Because it is integrated with Excel’s calculation engine, results refresh when inputs change.
Example prompt snippet:
=COPILOT("Classify this feedback", D4:D18)
This will return classifications for each cell in the referenced range.
Note that Microsoft states data passed through COPILOT is not used to train their models.
How COPILOT fits into existing formulas
You can nest COPILOT inside standard functions or feed its output into them.
That keeps your spreadsheet structure unchanged while adding AI capabilities.
Example using COPILOT inside an IF:
=IF(COPILOT("Is this urgent?", B2)="Yes", "Action", "Backlog")
You can also combine multiple prompt/context arguments like =COPILOT(prompt_part1, context1, prompt_part2, context2).

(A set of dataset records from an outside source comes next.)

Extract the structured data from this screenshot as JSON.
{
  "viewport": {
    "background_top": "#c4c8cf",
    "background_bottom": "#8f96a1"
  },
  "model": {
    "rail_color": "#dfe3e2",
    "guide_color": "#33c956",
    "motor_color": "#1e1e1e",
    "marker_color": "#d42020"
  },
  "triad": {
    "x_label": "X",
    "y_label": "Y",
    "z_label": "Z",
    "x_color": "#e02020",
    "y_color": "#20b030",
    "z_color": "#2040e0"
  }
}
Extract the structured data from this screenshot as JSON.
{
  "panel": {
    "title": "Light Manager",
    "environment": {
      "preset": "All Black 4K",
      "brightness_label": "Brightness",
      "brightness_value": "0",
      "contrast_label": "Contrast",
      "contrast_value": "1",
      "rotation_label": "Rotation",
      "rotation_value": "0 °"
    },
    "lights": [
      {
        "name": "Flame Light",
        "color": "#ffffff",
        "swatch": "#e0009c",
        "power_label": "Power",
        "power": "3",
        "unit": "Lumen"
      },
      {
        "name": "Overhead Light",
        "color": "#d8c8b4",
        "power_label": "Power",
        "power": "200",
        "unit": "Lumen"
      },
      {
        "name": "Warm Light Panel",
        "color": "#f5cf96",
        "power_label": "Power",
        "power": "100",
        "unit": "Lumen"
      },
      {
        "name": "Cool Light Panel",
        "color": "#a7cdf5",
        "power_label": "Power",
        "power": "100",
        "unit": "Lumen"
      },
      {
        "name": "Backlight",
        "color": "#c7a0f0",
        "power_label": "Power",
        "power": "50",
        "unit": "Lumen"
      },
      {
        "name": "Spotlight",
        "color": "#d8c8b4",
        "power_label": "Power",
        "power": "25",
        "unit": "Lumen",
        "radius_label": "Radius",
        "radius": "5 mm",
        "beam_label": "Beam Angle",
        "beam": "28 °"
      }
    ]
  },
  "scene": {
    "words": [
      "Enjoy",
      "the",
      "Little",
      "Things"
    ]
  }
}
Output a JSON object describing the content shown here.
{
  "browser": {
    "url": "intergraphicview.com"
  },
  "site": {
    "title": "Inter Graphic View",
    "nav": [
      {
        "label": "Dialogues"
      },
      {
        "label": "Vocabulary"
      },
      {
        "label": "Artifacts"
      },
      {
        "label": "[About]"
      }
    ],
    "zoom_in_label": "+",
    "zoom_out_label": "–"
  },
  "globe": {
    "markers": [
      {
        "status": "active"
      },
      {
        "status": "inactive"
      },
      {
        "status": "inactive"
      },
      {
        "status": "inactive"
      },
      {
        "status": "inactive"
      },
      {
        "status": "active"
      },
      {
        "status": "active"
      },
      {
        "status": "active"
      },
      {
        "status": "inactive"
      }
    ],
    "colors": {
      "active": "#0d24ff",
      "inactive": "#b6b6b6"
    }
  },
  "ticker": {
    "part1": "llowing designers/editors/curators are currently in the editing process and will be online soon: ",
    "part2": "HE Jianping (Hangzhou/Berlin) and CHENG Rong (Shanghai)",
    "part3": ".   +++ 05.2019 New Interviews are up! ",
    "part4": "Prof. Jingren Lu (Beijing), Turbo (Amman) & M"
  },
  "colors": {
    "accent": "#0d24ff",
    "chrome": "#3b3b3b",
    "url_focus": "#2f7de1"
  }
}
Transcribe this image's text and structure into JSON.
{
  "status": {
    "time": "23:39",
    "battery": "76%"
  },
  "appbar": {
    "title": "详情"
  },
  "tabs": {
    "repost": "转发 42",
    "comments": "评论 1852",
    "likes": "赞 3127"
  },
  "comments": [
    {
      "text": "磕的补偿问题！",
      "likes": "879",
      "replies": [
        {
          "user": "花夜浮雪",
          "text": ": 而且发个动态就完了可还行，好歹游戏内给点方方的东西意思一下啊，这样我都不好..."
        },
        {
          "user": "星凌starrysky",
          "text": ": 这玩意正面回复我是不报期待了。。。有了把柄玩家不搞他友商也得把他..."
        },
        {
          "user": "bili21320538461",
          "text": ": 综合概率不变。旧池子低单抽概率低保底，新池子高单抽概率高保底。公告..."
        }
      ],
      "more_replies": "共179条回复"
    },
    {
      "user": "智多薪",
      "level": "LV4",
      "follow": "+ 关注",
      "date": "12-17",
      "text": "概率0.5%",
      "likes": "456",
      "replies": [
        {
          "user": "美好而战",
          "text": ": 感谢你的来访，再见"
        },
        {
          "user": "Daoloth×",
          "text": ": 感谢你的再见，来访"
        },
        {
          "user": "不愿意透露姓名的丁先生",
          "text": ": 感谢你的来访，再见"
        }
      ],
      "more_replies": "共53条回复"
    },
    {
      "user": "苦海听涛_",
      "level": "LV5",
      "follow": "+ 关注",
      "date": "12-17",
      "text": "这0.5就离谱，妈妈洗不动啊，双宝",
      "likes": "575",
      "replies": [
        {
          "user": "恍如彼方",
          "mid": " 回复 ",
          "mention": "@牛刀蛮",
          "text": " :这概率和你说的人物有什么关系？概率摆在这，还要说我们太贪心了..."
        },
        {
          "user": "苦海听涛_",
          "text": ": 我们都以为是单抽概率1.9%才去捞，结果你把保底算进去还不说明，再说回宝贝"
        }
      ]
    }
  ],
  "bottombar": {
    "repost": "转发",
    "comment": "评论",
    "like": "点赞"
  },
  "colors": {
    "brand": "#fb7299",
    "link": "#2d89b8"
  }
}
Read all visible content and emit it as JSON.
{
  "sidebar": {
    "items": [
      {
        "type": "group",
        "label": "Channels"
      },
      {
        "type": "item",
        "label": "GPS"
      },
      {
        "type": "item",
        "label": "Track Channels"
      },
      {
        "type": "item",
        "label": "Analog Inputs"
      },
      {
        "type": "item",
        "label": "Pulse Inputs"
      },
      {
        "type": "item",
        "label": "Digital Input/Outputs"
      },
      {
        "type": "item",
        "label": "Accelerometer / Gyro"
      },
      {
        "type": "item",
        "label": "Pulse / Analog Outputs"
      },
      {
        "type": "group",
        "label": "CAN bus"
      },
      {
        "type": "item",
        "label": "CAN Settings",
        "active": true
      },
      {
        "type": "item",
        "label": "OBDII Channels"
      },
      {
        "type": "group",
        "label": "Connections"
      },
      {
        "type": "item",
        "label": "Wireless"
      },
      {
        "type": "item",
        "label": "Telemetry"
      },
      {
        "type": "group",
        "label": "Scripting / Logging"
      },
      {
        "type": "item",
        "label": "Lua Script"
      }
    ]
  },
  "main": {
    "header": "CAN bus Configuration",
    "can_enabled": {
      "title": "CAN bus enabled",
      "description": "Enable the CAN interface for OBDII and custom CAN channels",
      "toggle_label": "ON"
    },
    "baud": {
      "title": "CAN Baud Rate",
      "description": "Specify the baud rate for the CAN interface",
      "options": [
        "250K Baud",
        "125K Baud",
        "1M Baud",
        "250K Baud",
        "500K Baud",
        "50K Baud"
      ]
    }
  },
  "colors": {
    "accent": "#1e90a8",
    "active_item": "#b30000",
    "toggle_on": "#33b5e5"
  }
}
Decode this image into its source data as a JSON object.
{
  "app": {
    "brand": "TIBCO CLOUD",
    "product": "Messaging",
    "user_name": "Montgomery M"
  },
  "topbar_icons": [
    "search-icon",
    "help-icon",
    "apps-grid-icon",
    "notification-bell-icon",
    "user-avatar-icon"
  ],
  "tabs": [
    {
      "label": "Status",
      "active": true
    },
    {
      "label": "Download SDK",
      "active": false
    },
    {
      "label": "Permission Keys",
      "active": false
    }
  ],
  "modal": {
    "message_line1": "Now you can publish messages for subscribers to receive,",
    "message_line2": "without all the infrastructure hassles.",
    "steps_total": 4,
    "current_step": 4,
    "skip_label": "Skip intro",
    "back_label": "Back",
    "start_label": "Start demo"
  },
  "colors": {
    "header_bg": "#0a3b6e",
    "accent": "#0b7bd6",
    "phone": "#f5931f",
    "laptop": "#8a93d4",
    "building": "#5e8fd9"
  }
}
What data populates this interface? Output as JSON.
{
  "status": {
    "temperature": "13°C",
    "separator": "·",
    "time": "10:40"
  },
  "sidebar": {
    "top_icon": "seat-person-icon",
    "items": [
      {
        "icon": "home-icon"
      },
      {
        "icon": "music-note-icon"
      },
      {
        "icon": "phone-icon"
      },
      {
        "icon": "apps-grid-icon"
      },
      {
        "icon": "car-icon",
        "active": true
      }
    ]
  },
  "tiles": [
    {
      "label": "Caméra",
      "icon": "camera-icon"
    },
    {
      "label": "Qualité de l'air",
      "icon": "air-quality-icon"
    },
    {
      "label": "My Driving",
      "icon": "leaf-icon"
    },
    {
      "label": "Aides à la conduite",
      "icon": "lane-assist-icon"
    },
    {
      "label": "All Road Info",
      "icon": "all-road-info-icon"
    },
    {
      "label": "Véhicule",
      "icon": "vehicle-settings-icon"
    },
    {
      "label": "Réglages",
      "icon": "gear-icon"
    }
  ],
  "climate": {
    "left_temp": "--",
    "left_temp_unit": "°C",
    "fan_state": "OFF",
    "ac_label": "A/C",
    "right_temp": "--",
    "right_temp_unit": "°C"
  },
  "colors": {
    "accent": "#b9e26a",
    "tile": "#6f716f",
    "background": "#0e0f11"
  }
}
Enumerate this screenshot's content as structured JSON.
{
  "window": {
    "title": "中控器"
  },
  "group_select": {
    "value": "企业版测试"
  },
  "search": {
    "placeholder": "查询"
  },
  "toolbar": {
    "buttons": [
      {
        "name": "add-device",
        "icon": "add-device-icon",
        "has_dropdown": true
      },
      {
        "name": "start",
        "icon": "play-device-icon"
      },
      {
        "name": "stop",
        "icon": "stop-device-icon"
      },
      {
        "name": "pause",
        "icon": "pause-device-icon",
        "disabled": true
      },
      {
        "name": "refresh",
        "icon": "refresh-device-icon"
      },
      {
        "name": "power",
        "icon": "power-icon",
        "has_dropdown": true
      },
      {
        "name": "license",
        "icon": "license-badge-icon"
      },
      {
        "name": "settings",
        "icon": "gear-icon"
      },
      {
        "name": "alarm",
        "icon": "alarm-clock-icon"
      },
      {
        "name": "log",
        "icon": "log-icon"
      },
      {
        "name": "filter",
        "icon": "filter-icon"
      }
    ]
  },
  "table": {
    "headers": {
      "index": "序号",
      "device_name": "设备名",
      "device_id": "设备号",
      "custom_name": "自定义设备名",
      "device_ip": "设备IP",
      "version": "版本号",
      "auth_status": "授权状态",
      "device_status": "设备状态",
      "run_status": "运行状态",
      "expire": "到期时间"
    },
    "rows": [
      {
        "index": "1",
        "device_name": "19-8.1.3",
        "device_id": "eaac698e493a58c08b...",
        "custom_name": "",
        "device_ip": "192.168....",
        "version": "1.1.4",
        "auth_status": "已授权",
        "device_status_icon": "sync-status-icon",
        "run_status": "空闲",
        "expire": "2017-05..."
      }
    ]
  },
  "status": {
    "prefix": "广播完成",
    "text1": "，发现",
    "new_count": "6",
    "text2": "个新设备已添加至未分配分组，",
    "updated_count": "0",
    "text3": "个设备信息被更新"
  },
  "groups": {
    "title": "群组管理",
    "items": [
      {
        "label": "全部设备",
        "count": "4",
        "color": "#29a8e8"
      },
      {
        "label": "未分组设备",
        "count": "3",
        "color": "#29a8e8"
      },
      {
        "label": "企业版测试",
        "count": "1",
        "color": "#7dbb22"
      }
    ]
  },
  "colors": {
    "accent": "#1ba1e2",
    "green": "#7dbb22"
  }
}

Practical use case: customer feedback
Imagine you have user comments about a new coffee machine.
Traditionally you would read and tag hundreds of entries manually.
With COPILOT you reference the comments range and ask for sentiment or categories.
Example:
=COPILOT("Summarize feedback and list top 3 issues", A2:A200)
I recently tested a simple script-generation task with COPILOT and was pleasantly surprised by the iteration speed.
However, I also validated the outputs before using them in reports.
Availability and next steps
COPILOT is rolling out to Beta Channel users with a Microsoft 365 Copilot license.
Excel for the web access is planned via the Frontier program.
Want the official details and examples?
Read the Microsoft announcement here: https://techcommunity.microsoft.com/blog/microsoft365insiderblog/bring-ai-to-your-formulas-with-the-copilot-function-in-excel/4443487
Microsoft is iterating on models and features based on feedback.
Wrapping up
COPILOT brings generative AI into the cell-level workflow in a practical way.
It can speed up routine text analysis and content generation while fitting into existing spreadsheets.
Will it replace expert validation? No.
Will it reduce time spent on repetitive processing? Likely yes.
For senior leaders, the question is how to pilot this safely and measure real business value.
Start with low-risk datasets, define validation steps and track time saved.
That approach creates measurable impact from GenAI without disrupting critical processes.